Fp8 runs ~100 tflops faster when the kernel name has "cutlass" in it
(github.com)71 points by mmastrac 2 hours ago
71 points by mmastrac 2 hours ago
I much prefer this over those AI generated commit messages that just say "reactored X" every single commit.
This was discussed before at the time the PR was created and there's nothing new that I can see.
Someone really needs to learn to use `git commit --amend`. Almost 100 commits with pointless commit messages like "wip" or "x"? Be kinder to your reviewers...
It really depends on details.
If intentionally slowing non CUTLASS shaders, sure pitchfork time.
If it's an option that /technically/ breaks the CUDA shader compatibility contract, then enabling it in specific "known good" situations is just business as usual for GPU drivers.

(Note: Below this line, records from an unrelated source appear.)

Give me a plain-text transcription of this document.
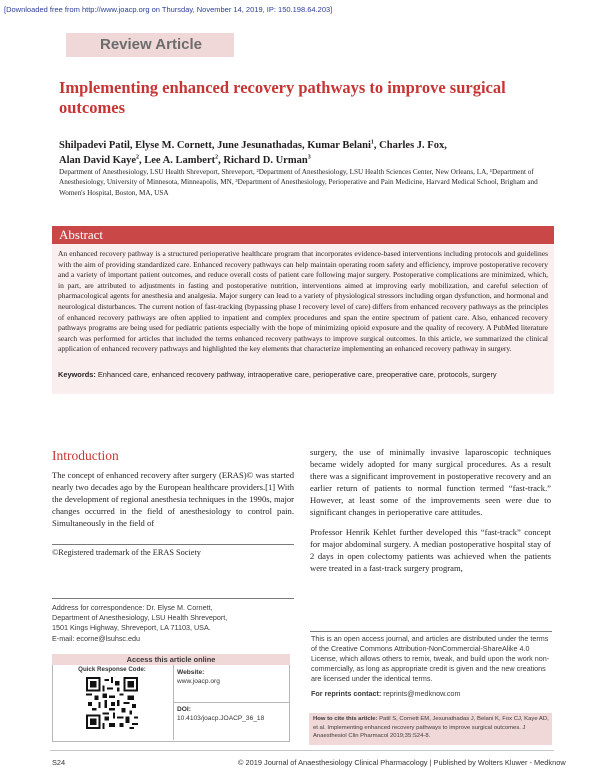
[Downloaded free from http://www.joacp.org on Thursday, November 14, 2019, IP: 150.198.64.203]
Review Article
Implementing enhanced recovery pathways to improve surgical outcomes
Shilpadevi Patil, Elyse M. Cornett, June Jesunathadas, Kumar Belani$^1$, Charles J. Fox,
Alan David Kaye$^2$, Lee A. Lambert$^2$, Richard D. Urman$^3$
Department of Anesthesiology, LSU Health Shreveport, Shreveport, ²Department of Anesthesiology, LSU Health Sciences Center, New Orleans, LA, ¹Department of Anesthesiology, University of Minnesota, Minneapolis, MN, ³Department of Anesthesiology, Perioperative and Pain Medicine, Harvard Medical School, Brigham and Women's Hospital, Boston, MA, USA
Abstract
An enhanced recovery pathway is a structured perioperative healthcare program that incorporates evidence-based interventions including protocols and guidelines with the aim of providing standardized care. Enhanced recovery pathways can help maintain operating room safety and efficiency, improve postoperative recovery and a variety of important patient outcomes, and reduce overall costs of patient care following major surgery. Postoperative complications are minimized, which, in part, are attributed to adjustments in fasting and postoperative nutrition, interventions aimed at improving early mobilization, and careful selection of pharmacological agents for anesthesia and analgesia. Major surgery can lead to a variety of physiological stressors including organ dysfunction, and hormonal and neurological disturbances. The current notion of fast-tracking (bypassing phase I recovery level of care) differs from enhanced recovery pathways as the principles of enhanced recovery pathways are often applied to inpatient and complex procedures and span the entire spectrum of patient care. Also, enhanced recovery pathways programs are being used for pediatric patients especially with the hope of minimizing opioid exposure and the quality of recovery. A PubMed literature search was performed for articles that included the terms enhanced recovery pathways to improve surgical outcomes. In this article, we summarized the clinical application of enhanced recovery pathways and highlighted the key elements that characterize implementing an enhanced recovery pathway in surgery.
Keywords: Enhanced care, enhanced recovery pathway, intraoperative care, perioperative care, preoperative care, protocols, surgery
Introduction

The concept of enhanced recovery after surgery (ERAS)© was started nearly two decades ago by the European healthcare providers.[1] With the development of regional anesthesia techniques in the 1990s, major changes occurred in the field of anesthesiology to control pain. Simultaneously in the field of

©Registered trademark of the ERAS Society
Address for correspondence: Dr. Elyse M. Cornett,
Department of Anesthesiology, LSU Health Shreveport,
1501 Kings Highway, Shreveport, LA 71103, USA.
E-mail: ecorne@lsuhsc.edu
Access this article online
Quick Response Code:	Website:
www.joacp.org
DOI:
10.4103/joacp.JOACP_36_18

surgery, the use of minimally invasive laparoscopic techniques became widely adopted for many surgical procedures. As a result there was a significant improvement in postoperative recovery and an earlier return of patients to normal function termed “fast-track.” However, at least some of the improvements seen were due to significant changes in perioperative care attitudes.

Professor Henrik Kehlet further developed this “fast-track” concept for major abdominal surgery. A median postoperative hospital stay of 2 days in open colectomy patients was achieved when the patients were treated in a fast-track surgery program,

This is an open access journal, and articles are distributed under the terms of the Creative Commons Attribution-NonCommercial-ShareAlike 4.0 License, which allows others to remix, tweak, and build upon the work non-commercially, as long as appropriate credit is given and the new creations are licensed under the identical terms.
For reprints contact: reprints@medknow.com
How to cite this article: Patil S, Cornett EM, Jesunathadas J, Belani K, Fox CJ, Kaye AD, et al. Implementing enhanced recovery pathways to improve surgical outcomes. J Anaesthesiol Clin Pharmacol 2019;35:S24-8.
S24	© 2019 Journal of Anaesthesiology Clinical Pharmacology | Published by Wolters Kluwer - Medknow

That can be for all kinds of reasons - straightforward bugs or incomplete paths in the optimization implementation, the app not actually needing the stricter parts of the contract so can have a faster path, or even bugs in apps that need workarounds.

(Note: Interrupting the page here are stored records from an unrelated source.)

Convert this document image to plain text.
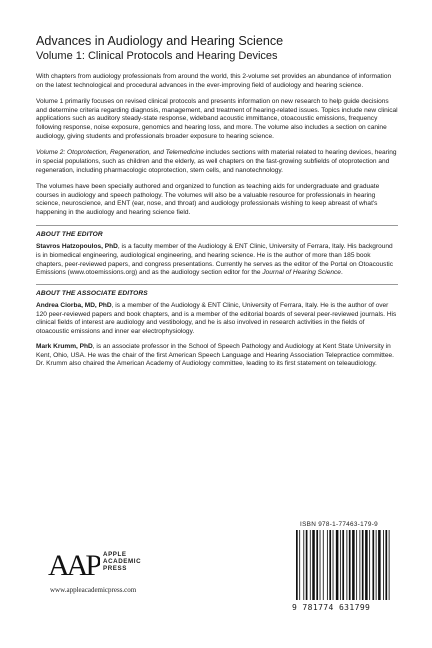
Advances in Audiology and Hearing Science
Volume 1: Clinical Protocols and Hearing Devices

With chapters from audiology professionals from around the world, this 2-volume set provides an abundance of information on the latest technological and procedural advances in the ever-improving field of audiology and hearing science.

Volume 1 primarily focuses on revised clinical protocols and presents information on new research to help guide decisions and determine criteria regarding diagnosis, management, and treatment of hearing-related issues. Topics include new clinical applications such as auditory steady-state response, wideband acoustic immittance, otoacoustic emissions, frequency following response, noise exposure, genomics and hearing loss, and more. The volume also includes a section on canine audiology, giving students and professionals broader exposure to hearing science.

Volume 2: Otoprotection, Regeneration, and Telemedicine includes sections with material related to hearing devices, hearing in special populations, such as children and the elderly, as well chapters on the fast-growing subfields of otoprotection and regeneration, including pharmacologic otoprotection, stem cells, and nanotechnology.

The volumes have been specially authored and organized to function as teaching aids for undergraduate and graduate courses in audiology and speech pathology. The volumes will also be a valuable resource for professionals in hearing science, neuroscience, and ENT (ear, nose, and throat) and audiology professionals wishing to keep abreast of what's happening in the audiology and hearing science field.

ABOUT THE EDITOR

Stavros Hatzopoulos, PhD, is a faculty member of the Audiology & ENT Clinic, University of Ferrara, Italy. His background is in biomedical engineering, audiological engineering, and hearing science. He is the author of more than 185 book chapters, peer-reviewed papers, and congress presentations. Currently he serves as the editor of the Portal on Otoacoustic Emissions (www.otoemissions.org) and as the audiology section editor for the Journal of Hearing Science.

ABOUT THE ASSOCIATE EDITORS

Andrea Ciorba, MD, PhD, is a member of the Audiology & ENT Clinic, University of Ferrara, Italy. He is the author of over 120 peer-reviewed papers and book chapters, and is a member of the editorial boards of several peer-reviewed journals. His clinical fields of interest are audiology and vestibology, and he is also involved in research activities in the fields of otoacoustic emissions and inner ear electrophysiology.

Mark Krumm, PhD, is an associate professor in the School of Speech Pathology and Audiology at Kent State University in Kent, Ohio, USA. He was the chair of the first American Speech Language and Hearing Association Telepractice committee. Dr. Krumm also chaired the American Academy of Audiology committee, leading to its first statement on teleaudiology.

AAP APPLE
ACADEMIC
PRESS
www.appleacademicpress.com
ISBN 978-1-77463-179-9
9 781774 631799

Though piggybacking into these without understanding can be extremely fragile - you don't know why they've limited it, and you run the risk of tripping over some situation that will simply fail, either with incorrect results or something like a crash. And possibly in rather unexpected, unpredictable situations.
https://github.com/triton-lang/triton/pull/7298#discussion_r...
> By disassembly of ptxas, it is indeed hard-coded that they have logic like: strstr(kernel_name, "cutlass").
> it is likely that, this is an unstable, experimental, aggressive optimization by NVIDIA, and blindly always enabling it may produce some elusive bugs.